NAIROBI, Kenya, Oct 19 – Kenya’s mortgage cost is six times higher than paying rent compared to South Africa where the ratio is one to one, making it one of the factors contributing to Kenya’s low homeownership rates.
To address the high mortgage interest rates, Housing Principal Secretary Hinga Maina said Kenya Mortgage Re-financing fund will raise Sh6 billion a month translating Sh55 billion a year, unlocking the supply side as the government aims to create 500,000 affordable homes in 5 years.
“The fund will give the guaranteed offtake. If you build the houses in accordance with the development framework, we will buy the houses on behalf of Kenyans, then we will settle Kenyans. If you are in social housing we will give you a house at 3 percent interest for at least 25 years,” Maina said.
Speaking at the Urban Development Program organised by the World Bank, Hinga says the government aims to address the cost of land by setting up land banks within counties.
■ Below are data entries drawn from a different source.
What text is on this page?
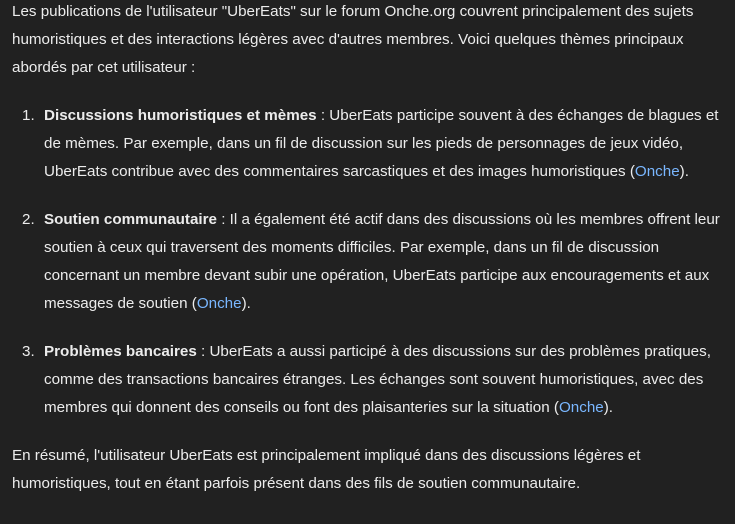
Les publications de l'utilisateur "UberEats" sur le forum Onche.org couvrent principalement des sujets humoristiques et des interactions légères avec d'autres membres. Voici quelques thèmes principaux abordés par cet utilisateur :

1. Discussions humoristiques et mèmes : UberEats participe souvent à des échanges de blagues et de mèmes. Par exemple, dans un fil de discussion sur les pieds de personnages de jeux vidéo, UberEats contribue avec des commentaires sarcastiques et des images humoristiques (Onche).
2. Soutien communautaire : Il a également été actif dans des discussions où les membres offrent leur soutien à ceux qui traversent des moments difficiles. Par exemple, dans un fil de discussion concernant un membre devant subir une opération, UberEats participe aux encouragements et aux messages de soutien (Onche).
3. Problèmes bancaires : UberEats a aussi participé à des discussions sur des problèmes pratiques, comme des transactions bancaires étranges. Les échanges sont souvent humoristiques, avec des membres qui donnent des conseils ou font des plaisanteries sur la situation (Onche).

En résumé, l'utilisateur UberEats est principalement impliqué dans des discussions légères et humoristiques, tout en étant parfois présent dans des fils de soutien communautaire.
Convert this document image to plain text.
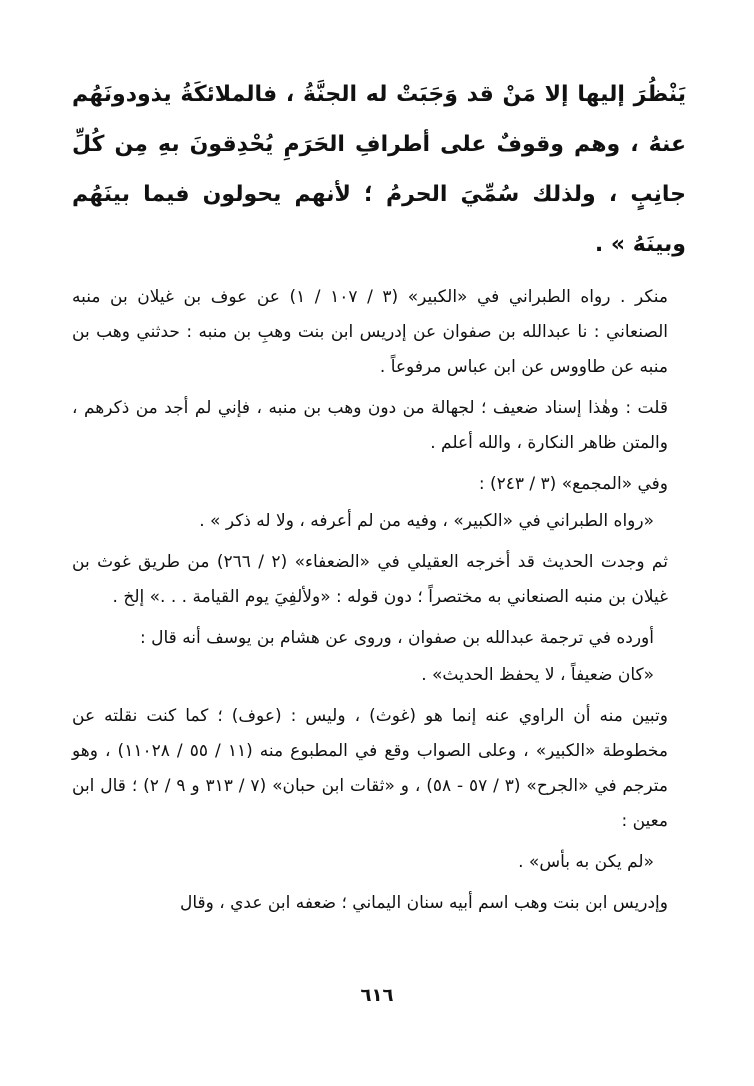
يَنْظُرَ إليها إلا مَنْ قد وَجَبَتْ له الجنَّةُ ، فالملائكَةُ يذودونَهُم عنهُ ، وهم وقوفٌ على أطرافِ الحَرَمِ يُحْدِقونَ بهِ مِن كُلِّ جانِبٍ ، ولذلك سُمِّيَ الحرمُ ؛ لأنهم يحولون فيما بينَهُم وبينَهُ » .

منكر . رواه الطبراني في «الكبير» (٣ / ١٠٧ / ١) عن عوف بن غيلان بن منبه الصنعاني : نا عبدالله بن صفوان عن إدريس ابن بنت وهبِ بن منبه : حدثني وهب بن منبه عن طاووس عن ابن عباس مرفوعاً .

قلت : وهٰذا إسناد ضعيف ؛ لجهالة من دون وهب بن منبه ، فإني لم أجد من ذكرهم ، والمتن ظاهر النكارة ، والله أعلم .

وفي «المجمع» (٣ / ٢٤٣) :

«رواه الطبراني في «الكبير» ، وفيه من لم أعرفه ، ولا له ذكر » .

ثم وجدت الحديث قد أخرجه العقيلي في «الضعفاء» (٢ / ٢٦٦) من طريق غوث بن غيلان بن منبه الصنعاني به مختصراً ؛ دون قوله : «ولألفِيَ يوم القيامة . . .» إلخ .

أورده في ترجمة عبدالله بن صفوان ، وروى عن هشام بن يوسف أنه قال :

«كان ضعيفاً ، لا يحفظ الحديث» .

وتبين منه أن الراوي عنه إنما هو (غوث) ، وليس : (عوف) ؛ كما كنت نقلته عن مخطوطة «الكبير» ، وعلى الصواب وقع في المطبوع منه (١١ / ٥٥ / ١١٠٢٨) ، وهو مترجم في «الجرح» (٣ / ٥٧ - ٥٨) ، و «ثقات ابن حبان» (٧ / ٣١٣ و ٩ / ٢) ؛ قال ابن معين :

«لم يكن به بأس» .

وإدريس ابن بنت وهب اسم أبيه سنان اليماني ؛ ضعفه ابن عدي ، وقال

٦١٦
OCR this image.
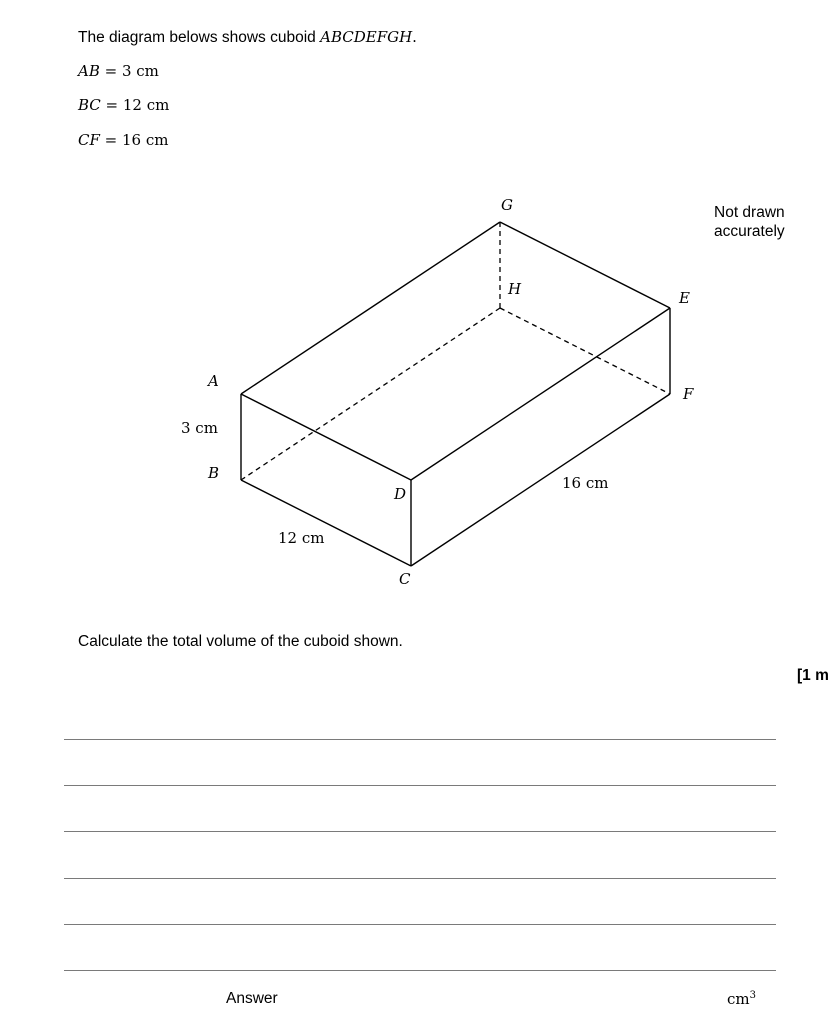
The diagram belows shows cuboid ABCDEFGH.
AB = 3 cm
BC = 12 cm
CF = 16 cm
Not drawn
accurately
G
H	E
F
A
B
D
C
3 cm
12 cm
16 cm
Calculate the total volume of the cuboid shown.
[1 m
Answer	$cm^3$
“We need to crowd in investment by ensuring we are producing enough housing for most Kenyans. This will require sacrifice from everybody. This will attract more investors into the sector,” Hinga said.
His sentiments come at a time when Cabinet has approved a raft of affordable housing guidelines addressing aspects of financing, costing and design of the houses.
The guidelines are aimed at ensuring quality and affordability of the half a million houses planned over five years as well as establishing a level playing field for both public and private sector investors.